Non, parce qu’avec le recul je pense que j’ai fait des choses que peu de collègues entraîneurs ont fait à ce niveau-là, que ce soit dans le domaine sportif qu’extra-sportif. Mes collègues du Servette me disent : « Mais tu filmais vraiment tous les matchs à ce niveau ? ». Pour eux, la 1ère ligue, c’est du foot amateur. Après, quand j’entraînais, j’étais aussi stressé par mes diplômes, donc je n’avais pas beaucoup de temps. Cela ne veut pas dire que je me repose maintenant. Mes semaines sont très souvent du lundi au dimanche. Je n’ai eu que quelques dimanches de libres depuis juillet. Ma femme m’a même dit : « Tu ne m’avais pas dit que tu serais plus souvent à la maison ? » (rires). Alors l’adrénaline du match, de la tactique et tout ça… est-ce que ça me manque ? Ce qui me manque vraiment, c’est de voir une progression. Là je la vois à titre individuel avec les talents, mais je ne la vois pas au niveau d’un collectif. Par exemple, on parle beaucoup de la défense à trois maintenant, j’ai joué à trois longtemps à Lancy déjà. Maintenant je me dis : quelle est l’étape d’après ? Ça, peut-être que ça me manque. Alors j’en discute beaucoup avec mes collègues, mais je ne peux pas le mettre en pratique. Donc ce n’est pas un manque de la pression du match, d’ailleurs je n’ai jamais eu peur de la pression. Moi ce que je disais toujours à mes joueurs c’est : « La seule chose dont vous devez avoir peur, c’est qu’il arrive quelque chose à votre famille, le foot ce n’est que du plaisir ». Dans mon ambition, j’avais très envie d’aller là où je suis maintenant. Si j’ai peur de la pression, je n’ai rien à faire ici au Servette FC.
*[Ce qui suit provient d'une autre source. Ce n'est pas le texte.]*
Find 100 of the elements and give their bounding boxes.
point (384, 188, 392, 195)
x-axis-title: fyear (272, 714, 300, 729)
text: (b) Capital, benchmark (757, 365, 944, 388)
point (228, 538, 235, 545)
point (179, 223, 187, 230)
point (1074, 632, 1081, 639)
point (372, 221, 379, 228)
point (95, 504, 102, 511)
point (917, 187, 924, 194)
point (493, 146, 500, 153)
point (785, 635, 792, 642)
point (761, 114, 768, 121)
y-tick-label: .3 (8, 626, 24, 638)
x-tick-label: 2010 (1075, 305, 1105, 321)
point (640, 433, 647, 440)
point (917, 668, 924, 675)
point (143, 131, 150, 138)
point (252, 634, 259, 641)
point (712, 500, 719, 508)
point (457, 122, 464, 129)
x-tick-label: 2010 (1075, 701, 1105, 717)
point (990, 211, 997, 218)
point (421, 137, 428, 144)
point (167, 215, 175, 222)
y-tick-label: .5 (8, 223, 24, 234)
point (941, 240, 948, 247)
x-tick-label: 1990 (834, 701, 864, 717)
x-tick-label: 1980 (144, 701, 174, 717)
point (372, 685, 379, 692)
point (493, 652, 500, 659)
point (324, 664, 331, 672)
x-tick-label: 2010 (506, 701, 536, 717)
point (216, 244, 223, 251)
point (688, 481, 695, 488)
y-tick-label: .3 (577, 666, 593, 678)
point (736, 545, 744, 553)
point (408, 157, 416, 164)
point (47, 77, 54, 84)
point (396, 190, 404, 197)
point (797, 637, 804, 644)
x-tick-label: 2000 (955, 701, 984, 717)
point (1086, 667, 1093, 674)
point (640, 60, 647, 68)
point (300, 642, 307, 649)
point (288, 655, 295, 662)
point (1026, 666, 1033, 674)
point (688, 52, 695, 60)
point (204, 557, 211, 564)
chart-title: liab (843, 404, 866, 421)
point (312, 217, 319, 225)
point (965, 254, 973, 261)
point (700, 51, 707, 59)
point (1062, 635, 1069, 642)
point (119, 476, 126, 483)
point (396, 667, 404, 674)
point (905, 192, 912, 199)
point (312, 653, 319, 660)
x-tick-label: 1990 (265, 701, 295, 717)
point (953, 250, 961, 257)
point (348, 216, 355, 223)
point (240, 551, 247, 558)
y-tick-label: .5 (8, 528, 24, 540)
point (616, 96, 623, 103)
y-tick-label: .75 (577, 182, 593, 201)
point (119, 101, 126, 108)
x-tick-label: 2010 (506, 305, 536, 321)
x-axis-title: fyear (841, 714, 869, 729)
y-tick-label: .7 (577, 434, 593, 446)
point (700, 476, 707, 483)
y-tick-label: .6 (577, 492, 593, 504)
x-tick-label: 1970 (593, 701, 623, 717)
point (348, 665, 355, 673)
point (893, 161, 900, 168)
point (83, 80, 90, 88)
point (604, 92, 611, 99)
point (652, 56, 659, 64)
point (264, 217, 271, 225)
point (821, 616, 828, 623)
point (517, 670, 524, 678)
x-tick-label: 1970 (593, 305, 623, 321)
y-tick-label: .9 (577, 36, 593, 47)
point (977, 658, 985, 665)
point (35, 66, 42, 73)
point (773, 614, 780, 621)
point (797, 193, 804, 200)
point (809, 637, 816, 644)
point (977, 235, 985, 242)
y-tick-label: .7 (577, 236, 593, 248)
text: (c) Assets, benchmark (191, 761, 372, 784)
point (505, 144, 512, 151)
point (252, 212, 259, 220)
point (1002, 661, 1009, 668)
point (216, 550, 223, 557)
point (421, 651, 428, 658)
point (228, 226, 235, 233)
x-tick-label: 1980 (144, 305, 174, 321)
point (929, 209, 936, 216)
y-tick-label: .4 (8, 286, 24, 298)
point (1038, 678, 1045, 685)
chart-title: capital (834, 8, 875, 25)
Quel regard portes-tu ton ancien, club, le Lancy FC, qui vient de vivre une année 2016 exceptionnelle ?
Très honnêtement, je suis très content, surtout pour les joueurs qui restent. Eux savent les sacrifices qu’on faisait et dans quelle situation on était. Ce club mérite d’être en Promotion League. J’ai adoré mon passage à Lancy, humainement on a vécu plein de trucs. Et sportivement, n’oubliez pas que l’on a battu le record de points de l’histoire du FC Grand-Lancy et que l’on a loupé de très peu la montée lorsque la Promotion League a été créée et avec très peu de moyens.

Comment vois-tu ton avenir ?
Actuellement, j’aime ce que je fais. Mais on ne fait pas une Licence UEFA Pro sans vouloir avoir une équipe dans le futur. J’emmagasine beaucoup d’expérience en rencontrant et en échangeant avec mes homologues des autres clubs de la SFL. De plus, on a la chance d’avoir beaucoup de compétences dans notre académie du Servette, autour de notre chef, Thierry Cotting. Quand tu veux parler de système de jeu, de préparation physique, d’animation défensive ou offensive, etc… il y a de quoi faire car il y a des spécialistes dans tous ces domaines ! En plus, je suis dans le bureau de la première avec Anthony Braizat. J’ai également Adam Owen à côté de moi et parfois il est au téléphone avec Gareth Bale… c’est juste dingue. Donc pour la suite, on verra. Mais en tout cas mon avenir, je le vois à Servette.